L’Agence nationale de sécurité sanitaire a publié hier un avis reposant sur quatre années d’enquête et d’auditions sur l’hypersensibilité électromagnétique. Elle y souligne la « grande complexité » de la question, qui confronte les souffrances réelles des personnes affectées et l’absence de « preuve expérimentale solide » permettant de d’établir que les ondes électromagnétiques sont à l’origine de ces troubles. L’agence propose des pistes pour améliorer la prise en charge des personnes se déclarant électro-hypersensibles, mais aussi amplifier les recherches sur le sujet.
Qu’est-ce que l’électro-hypersensibilité ?
L’Anses reprend pour son travail la définition de l’Organisation mondiale de la santé, qui repose sur trois critères :
- la perception par les sujets de symptômes fonctionnels divers non spécifiques (troubles du sommeil, maux de tête, symptômes cutanés, etc.). Les symptômes les plus souvent observés sont la fatigue et les troubles du sommeil.
- l’absence d’évidences clinique et biologique permettant d’expliquer ces symptômes
- l’attribution, par les sujets eux-mêmes, de ces symptômes à une exposition à des champs électromagnétiques, eux-mêmes diversifiés
Un descriptif qui recouvre une large palette de situations, pour lesquelles des critères de diagnostic fiables n’ont pas encore pu être établis. L’Anses souligne ainsi qu’« actuellement, la seule possibilité pour définir l’EHS repose (…) sur l’autodéclaration ».

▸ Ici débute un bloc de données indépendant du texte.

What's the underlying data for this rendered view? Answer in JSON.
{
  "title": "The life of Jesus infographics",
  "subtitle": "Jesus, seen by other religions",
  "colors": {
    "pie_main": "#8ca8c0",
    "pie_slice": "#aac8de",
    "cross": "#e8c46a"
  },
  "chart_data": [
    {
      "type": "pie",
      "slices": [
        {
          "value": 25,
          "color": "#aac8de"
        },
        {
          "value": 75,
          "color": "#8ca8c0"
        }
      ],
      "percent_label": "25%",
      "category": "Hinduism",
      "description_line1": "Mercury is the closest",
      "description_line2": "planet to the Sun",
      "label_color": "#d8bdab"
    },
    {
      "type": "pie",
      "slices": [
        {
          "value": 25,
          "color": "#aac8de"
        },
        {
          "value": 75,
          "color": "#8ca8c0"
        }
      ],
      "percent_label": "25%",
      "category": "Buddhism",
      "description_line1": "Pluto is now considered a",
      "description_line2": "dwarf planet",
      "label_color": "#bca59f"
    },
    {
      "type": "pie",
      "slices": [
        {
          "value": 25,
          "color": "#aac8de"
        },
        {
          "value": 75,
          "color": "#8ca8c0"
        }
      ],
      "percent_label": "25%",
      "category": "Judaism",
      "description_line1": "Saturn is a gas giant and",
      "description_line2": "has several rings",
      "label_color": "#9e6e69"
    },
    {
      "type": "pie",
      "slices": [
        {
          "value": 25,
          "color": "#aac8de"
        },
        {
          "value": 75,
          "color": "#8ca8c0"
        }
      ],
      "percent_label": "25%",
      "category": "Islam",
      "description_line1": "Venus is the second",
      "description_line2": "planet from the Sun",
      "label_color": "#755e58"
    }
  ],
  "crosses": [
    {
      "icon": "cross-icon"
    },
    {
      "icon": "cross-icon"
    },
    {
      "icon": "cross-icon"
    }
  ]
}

Exposition aux ondes et EHS : pas de preuve
Concrètement, pour faire valoir les problèmes qu’elles rencontrent, les personnes hyper électro-sensibles ne peuvent donc compter que sur leurs témoignages. Il n’est pas pour autant question de le remettre en cause : « les plaintes (douleurs, souffrance ) formulées par les personnes se déclarant EHS correspondent à une réalité vécue », affirme ainsi l’Anses. Tout comme l'isolement psycho-social, voire les situations d'anxiété et de dépression qui peuvent en découler.
Toute la difficulté est d’appuyer ces signalements par une approche scientifique. Et en l’état des recherches, « aucune preuve expérimentale solide ne permet actuellement d’établir un lien de causalité entre l’exposition aux champs électromagnétiques et les symptômes décrits par les personnes se déclarant EHS », souligne l’agence dans son avis.
Une prise en charge adaptée pour les personnes EHS
Il ne s’agit pas pour autant de baisser les bras face à ces phénomènes que l’on peine aujourd’hui à expliquer. L’Anses liste ainsi un certain nombre de recommandations à destinations des divers parties concernées. D’une part, elle propose plusieurs pistes pour « amplifier l’effort de recherche sur le sujet » : outre la définition de différents axes de recherche, elle suggère aux pouvoirs publics de pérenniser les financements dédiés à la recherche sur cette question et de « soutenir la mise en place d’infrastructures de recherche adaptées ».
Par ailleurs, pour améliorer la prise en charge des personnes électro-hypersensibles, l’agence formule un certain nombre de recommandations, à commencer par « la formation des médecins sur la problématique des effets des radiofréquences sur la santé et mettre à leur disposition des informations leur permettant de répondre aux attentes des personnes se déclarant EHS ».
Créer des espaces « zones blanches » ?
L’Anses réitère au passage certaines recommandations portant sur la réduction des niveaux d’exposition pour l’ensemble de la population :
- « peser avec soin les conséquences d’un éventuel abaissement des niveaux d’exposition induits par les antennes-relais de téléphonie mobile »
- « étudier le lien entre la multiplication du nombre d’antennes et l’augmentation parallèle possible de la valeur moyenne de l’exposition »
Parallèlement, l’Anses se penche sur le cas des zones blanches. Constatant que ces dernières sont « amenées à disparaître » pour répondre aux attentes de la population et aux exigences du régulateur des télécoms (l’Arcep) en matière de couverture mobile, l’Anses retient une « alternative envisageable » : la création de bâtiments ou d’espaces dédiés aux personnes EHS, comme cela a pu être fait en Suisse ou en Suède. « Avant toute nouvelle décision, une évaluation coût-bénéfice des expériences existantes est nécessaire », prévient toutefois l’Agence.